The elements in the leadership of these social conflicts, at the head of various local “Defense Fronts,” are political actors with ties to reformist parties steeped in nationalism and regionalism, as well as representatives of peasant and Indian communities. Despite their defiant attitude toward the government, they offer no genuine option to the working class outside of “pressuring” Humala to revive the “left” posture of his election campaign and “keep his promises.” Practically all of these groups backed Humala during the election, and not a few of their leaders are old friends and collaborators of the president.

This is the case with the leaders of the struggle against the Conga project, who have allowed congressmen from the “rebel faction” of the ruling party, Gana Peru, to join their protest. Recently, Wilfredo Saavedra, an ex-member of the Tupac Amaru Revolutionary Movement (MRTA) guerrilla organization and a leader of the Environmental Defense Front of Cajamarca, reached the point of inviting Isaac Humala, the president’s father, to come to the city and join the indefinite strike. This followed the father’s statement that he was against the mining project and was convinced that his son “shouldn’t betray those who supported him.” The trip was called off, however, after crude bombs were discovered at the local airport.
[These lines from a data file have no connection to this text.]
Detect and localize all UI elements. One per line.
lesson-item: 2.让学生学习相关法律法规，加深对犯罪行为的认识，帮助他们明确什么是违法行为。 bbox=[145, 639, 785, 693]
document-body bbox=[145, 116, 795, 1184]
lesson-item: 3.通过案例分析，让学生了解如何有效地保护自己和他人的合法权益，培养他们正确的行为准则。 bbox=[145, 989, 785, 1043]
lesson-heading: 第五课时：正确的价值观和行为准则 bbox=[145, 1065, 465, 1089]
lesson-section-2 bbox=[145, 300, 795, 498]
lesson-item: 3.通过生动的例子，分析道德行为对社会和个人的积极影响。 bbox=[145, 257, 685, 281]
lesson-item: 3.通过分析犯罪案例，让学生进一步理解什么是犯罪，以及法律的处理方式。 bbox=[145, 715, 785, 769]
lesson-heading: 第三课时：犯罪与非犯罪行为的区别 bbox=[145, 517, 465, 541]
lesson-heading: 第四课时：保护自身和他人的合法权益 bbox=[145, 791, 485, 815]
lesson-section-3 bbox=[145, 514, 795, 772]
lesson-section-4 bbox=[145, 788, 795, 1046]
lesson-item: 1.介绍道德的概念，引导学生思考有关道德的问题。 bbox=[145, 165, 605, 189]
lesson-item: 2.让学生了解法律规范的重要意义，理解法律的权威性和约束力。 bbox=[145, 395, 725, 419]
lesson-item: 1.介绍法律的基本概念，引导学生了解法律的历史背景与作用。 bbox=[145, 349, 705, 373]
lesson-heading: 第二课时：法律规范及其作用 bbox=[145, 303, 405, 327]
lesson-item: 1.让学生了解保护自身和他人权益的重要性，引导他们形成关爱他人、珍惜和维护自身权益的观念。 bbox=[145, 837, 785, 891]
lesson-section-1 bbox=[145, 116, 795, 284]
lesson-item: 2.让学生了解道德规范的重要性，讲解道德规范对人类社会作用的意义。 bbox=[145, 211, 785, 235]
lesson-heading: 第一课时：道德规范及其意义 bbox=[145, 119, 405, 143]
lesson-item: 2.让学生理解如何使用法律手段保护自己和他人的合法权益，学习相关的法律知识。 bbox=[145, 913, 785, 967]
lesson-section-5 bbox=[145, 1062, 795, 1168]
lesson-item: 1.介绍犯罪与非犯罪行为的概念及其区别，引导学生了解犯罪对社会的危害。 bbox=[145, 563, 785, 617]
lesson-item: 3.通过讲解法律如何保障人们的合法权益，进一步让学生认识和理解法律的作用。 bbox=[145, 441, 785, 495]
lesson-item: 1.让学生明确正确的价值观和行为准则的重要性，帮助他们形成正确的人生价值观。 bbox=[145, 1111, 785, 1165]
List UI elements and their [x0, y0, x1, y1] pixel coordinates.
The president’s father told the press that Prime Minister Valdez was to blame.

On the same day, the prime minister announced that he would send a new “high-level” commission composed of government ministers to Espinar to resume a “dialog” with the peasants once “order is re-established.”

During the upheavals in Espinar, the Peruvian press denounced the actions of the area’s inhabitants, labeling them as “irrational.”

The only thing underlying the protests that is “irrational”—from the standpoint of the interests of the vast majority of the population—is the workings of capitalism. While the Peruvian bourgeoisie and the owners of the multinationals operating in Espinar, Cajamarca and elsewhere have seen their profits soar, the inhabitants of the areas they are exploiting endure living standards that are little different than those that existed a century ago.

The social conflicts are, at their root, a struggle by largely abandoned populations for greater economic equality and a halt to the criminal operations of the mining multinationals and the impunity with which the government endows them.

These struggles pose with ever greater urgency the building of a revolutionary and internationalist party of the working class fighting for socialism, as neither capitalism nor any of its supposedly “reformist” representatives like Humala are prepared to meet these demands in Peru or anywhere else on the planet.